Olga Torczuck (Nobel de Literatura 2018) condensa importantes reflexões da condição “superior” do homem ao retratar a banalidade da morte animal sob o ponto de vista da invisibilidade social de uma senhora reclusa, amante da poesia de Willian Blake e entusiasta de astrologia.
O direito à vida erroneamente tende a ser uma dádiva ligada a “racionalidade” do homem perante os animais. A mitificação de tal sentença decorre de pensamentos estruturados que envolvem religião e teses auto afirmativas de nossa condição consciente. Destoar desse paradigma parece ser a projeção contrafactual que a Sra. Janina Dusheiko aplica a sua visão de mundo, onde há vislumbres de uma sintonia uniforme de vidas que independem de hierarquias sublimadas a ascendência espiritual dos homo sapiens, uma realidade com forte apelo as nossas raízes de conexão com a natureza e das consequências punitivas na sua profanação. A Sra. Dusheiko é a alma desse romance, uma protagonista diferente de tudo que já li, uma voz dissonante e poderosa que incomoda a cada crítica que ecoa de suas convicções (subjetivas ou não) que em tempo, remontam em partes um dos famosos provérbios do Inferno de Blake, o recorte poético que dá o nome título do livro.

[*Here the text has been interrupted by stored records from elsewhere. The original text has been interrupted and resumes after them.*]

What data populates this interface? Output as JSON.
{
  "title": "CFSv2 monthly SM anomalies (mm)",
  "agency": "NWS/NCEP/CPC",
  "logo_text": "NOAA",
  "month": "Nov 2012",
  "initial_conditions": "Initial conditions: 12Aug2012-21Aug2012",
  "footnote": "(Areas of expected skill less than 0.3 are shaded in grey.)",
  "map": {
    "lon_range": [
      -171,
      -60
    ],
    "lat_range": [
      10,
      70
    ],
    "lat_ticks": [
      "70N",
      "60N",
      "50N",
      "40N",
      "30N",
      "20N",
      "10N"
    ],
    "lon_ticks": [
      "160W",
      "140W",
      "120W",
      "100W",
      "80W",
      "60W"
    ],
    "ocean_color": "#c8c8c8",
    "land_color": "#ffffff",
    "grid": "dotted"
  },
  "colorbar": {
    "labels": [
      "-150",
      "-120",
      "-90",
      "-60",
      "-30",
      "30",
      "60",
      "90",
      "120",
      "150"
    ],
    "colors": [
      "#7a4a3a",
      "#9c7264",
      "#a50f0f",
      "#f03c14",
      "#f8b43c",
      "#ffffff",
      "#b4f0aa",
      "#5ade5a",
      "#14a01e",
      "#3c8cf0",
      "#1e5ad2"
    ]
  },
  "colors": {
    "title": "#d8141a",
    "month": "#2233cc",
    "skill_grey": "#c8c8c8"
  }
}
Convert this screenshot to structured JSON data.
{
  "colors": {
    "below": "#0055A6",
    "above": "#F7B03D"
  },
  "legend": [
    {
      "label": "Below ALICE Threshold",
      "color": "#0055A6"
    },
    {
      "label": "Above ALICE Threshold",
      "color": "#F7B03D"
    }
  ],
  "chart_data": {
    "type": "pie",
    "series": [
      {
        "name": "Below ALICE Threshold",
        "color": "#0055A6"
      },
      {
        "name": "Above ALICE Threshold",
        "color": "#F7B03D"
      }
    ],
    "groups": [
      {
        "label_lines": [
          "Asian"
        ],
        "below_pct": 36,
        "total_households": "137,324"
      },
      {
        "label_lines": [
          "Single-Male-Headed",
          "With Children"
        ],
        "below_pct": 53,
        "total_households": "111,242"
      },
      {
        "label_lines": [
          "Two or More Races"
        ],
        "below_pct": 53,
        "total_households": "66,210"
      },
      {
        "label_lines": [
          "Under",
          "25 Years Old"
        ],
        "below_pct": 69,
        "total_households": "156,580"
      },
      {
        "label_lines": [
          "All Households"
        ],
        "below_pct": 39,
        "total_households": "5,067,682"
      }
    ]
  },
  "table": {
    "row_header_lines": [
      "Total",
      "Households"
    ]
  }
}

A narrativa nos conduz a uma espécie de vilarejo Polonês, onde uma série de assassinatos a caçadores de animais legalizados da região levam a uma teoria no mínimo criativa da Sra. Dusheiko, a de que dada as circunstâncias dos crimes aliados a análises dos mapas astrais das vítimas, os animais estariam insurgindo um certo tipo de revolta e tramando contra a vida de seus algozes. Por mais determinista e fantasiosa que seja tal fundamentação, é ela que nos segura a narrativa, elevando o thriller próximo de uma fábula que explicitará alguma moral ao seu fim. A Sra. Dusheiko povoa nosso imaginário narrando essa história, com sua visão peculiar das coisas, ela desconstrói diversas questões banalizadas por tradições e costumes essencialmente humanos vide nossa hipocrisia carnívora.
Do aparente mais de meio século de vida da protagonista, a autora constrói uma voz fascinante ao tempo que critica e usufrui dessa invisibilidade social da velhice como recurso narrativo onde há alternância do aparente estorvo existencial e o descrédito argumentativo da personagem, costurando um final coerente em que o leitor é cúmplice inconsciente de seu desfecho. Mais do que uma simples leitura, o romance é uma experiência literária.